PETROPHYSICAL PROPERTIES

Given the distribution of pore pressure and water saturation as functions of time and distance from the water injectors, we predict the associated compressional (P) and shear (S) seismic velocities V_p, V_s and density $\rho$ throughout the reservoir at two stages of waterflood.

The Stanford Rock Physics and Borehole Geophysics Project (SRB) has conducted several lab measurements of dry and saturated rocks at various pressures, temperatures, and for variable pore-fluid saturants. Figure shows some of the SRB lab results for the Ottawa sand on which our reservoir study is based. The curve labeled ``GAS'' was obtained by measuring the bulk and shear moduli K and $\mu$ on an oven-dry sample of Ottawa sand, at a confining pressure P_c of 51 MPa, at a reasonable reservoir temperature of about 50 C. The fluid curves (water and oil) are calculated from the dry data by means of the Gassmann fluid substitution equation in order to predict the 100% fluid-saturated bulk and shear moduli for the Ottawa sand for both hot oil and hot water as injectants. This procedure is valid for predicting low frequency velocities such as those encountered by surface seismic reflection data.

Gassmann's Equation relates dry elastic moduli to fluid-saturated elastic moduli.
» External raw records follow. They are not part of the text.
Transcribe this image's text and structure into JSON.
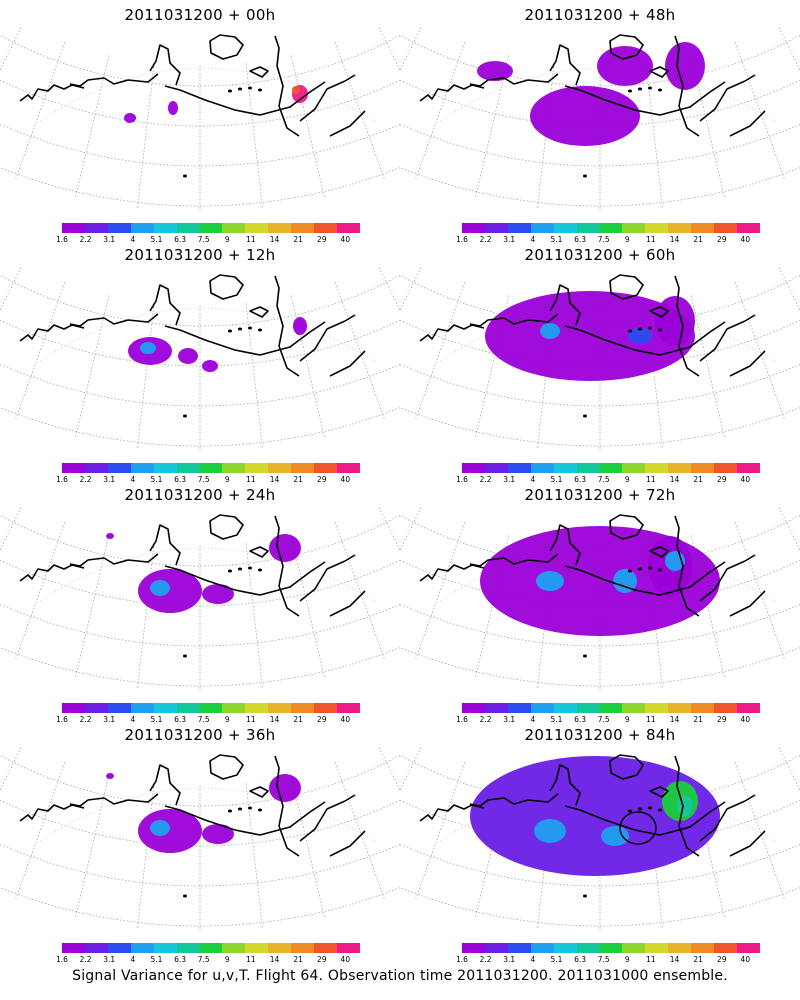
{
  "panels": [
    {
      "title": "2011031200 + 00h",
      "level": 1
    },
    {
      "title": "2011031200 + 48h",
      "level": 4
    },
    {
      "title": "2011031200 + 12h",
      "level": 2
    },
    {
      "title": "2011031200 + 60h",
      "level": 5
    },
    {
      "title": "2011031200 + 24h",
      "level": 3
    },
    {
      "title": "2011031200 + 72h",
      "level": 6
    },
    {
      "title": "2011031200 + 36h",
      "level": 3
    },
    {
      "title": "2011031200 + 84h",
      "level": 7
    }
  ],
  "colorbar": {
    "labels": [
      "1.6",
      "2.2",
      "3.1",
      "4",
      "5.1",
      "6.3",
      "7.5",
      "9",
      "11",
      "14",
      "21",
      "29",
      "40"
    ],
    "colors": [
      "#9b00d8",
      "#6a1ee6",
      "#2b4cf0",
      "#1fa0f0",
      "#16c7d8",
      "#14c79a",
      "#18cf3c",
      "#8cd62c",
      "#d6d629",
      "#e6b42a",
      "#ee8c28",
      "#f0552e",
      "#f01a8c"
    ]
  },
  "caption": "Signal Variance for u,v,T. Flight 64. Observation time 2011031200. 2011031000 ensemble."
}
For bulk moduli, Gassmann (1951) found that

 

$$K_s = \frac{K_m \cdot M}{1 + M} \;,$$ (4)

where M is a normalized ratio of mineral, fluid and dry bulk moduli such that

 

$$M = \left( \frac{K_d}{K_m-K_d} + \frac{K_f}{\phi (K_m-K_f)}\right) \;.$$ (5)

Equation (4) is a rearrangement of Equation 2.77 from Bourbié et al. (1987). Concerning shear moduli, Gassmann found no distinction between dry and saturated properties:

 

$$\mu_s = \mu_d \;.$$ (6)

In the above expressions, K_m is the bulk modulus of the pure mineral skeleton, K_f is the bulk modulus of the saturating fluid, and K_d is the bulk modulus of the dry rock under study. K_s is the Gassmann theoretical bulk modulus of the dry rock after complete saturation with wetting fluid. Similarly, $\mu_s$ is the Gassmann theoretical shear modulus predicted to be the same as the dry bulk shear modulus $\mu_d$.The underlying assumptions in Gassmann's Equation are:

• the rock satisfies linear isotropic elasticity,
• the rock skeleton is comprised of one single homogeneous mineral phase,
• the wetting fluid is homogeneous and completely saturates the porosity,
• the porosity $\phi$ is uniform throughout the sample, and
• the measurements are made at low frequency (quasistatic).

Figure shows the resulting P-wave velocity versus pore pressure paths for Ottawa sand under various types of reservoir production processes. For our study, we consider the ``waterflood'' process, labeled A, A'. Figure shows that there is a net increase in V_p of about 10% as water is injected to increase effective reservoir pore pressure, and hot oil is replaced with hot water. Given the pore pressure and water saturation data from the fluid flow simulation, we use the dry data in Figure and the Gassmann relation (4) to predict the partially saturated shear and bulk moduli as a function of distance from the water injection well. Given the predicted K_s(r,t) and $\mu_s(r,t)$, we calculate the P and S low frequency seismic velocities as:

 

$$V_p^{sat} = \sqrt{ \frac{K_s+ 4\mu_s /3}{\rho_s} } \;,$$ (7)

and

 

$$V_s^{sat} = \sqrt{ \frac{\mu_s}{\rho_s} } \;,$$ (8)

where the subscript ``s'' refers to a saturated quantity.

Using this technique, we calculate pore pressure, water saturation, P-wave velocity, S-wave velocity and density, as a function of distance from the well and injection duration time, in an Ottawa sand reservoir at 50 C under two phases of waterflood injection.

 

labdata
Figure 2 Petrophysical laboratory data, and saturated rock predictions for various reservoir production processes, in Ottawa sand. The dry rock data (lower curve) are taken from Han (1986).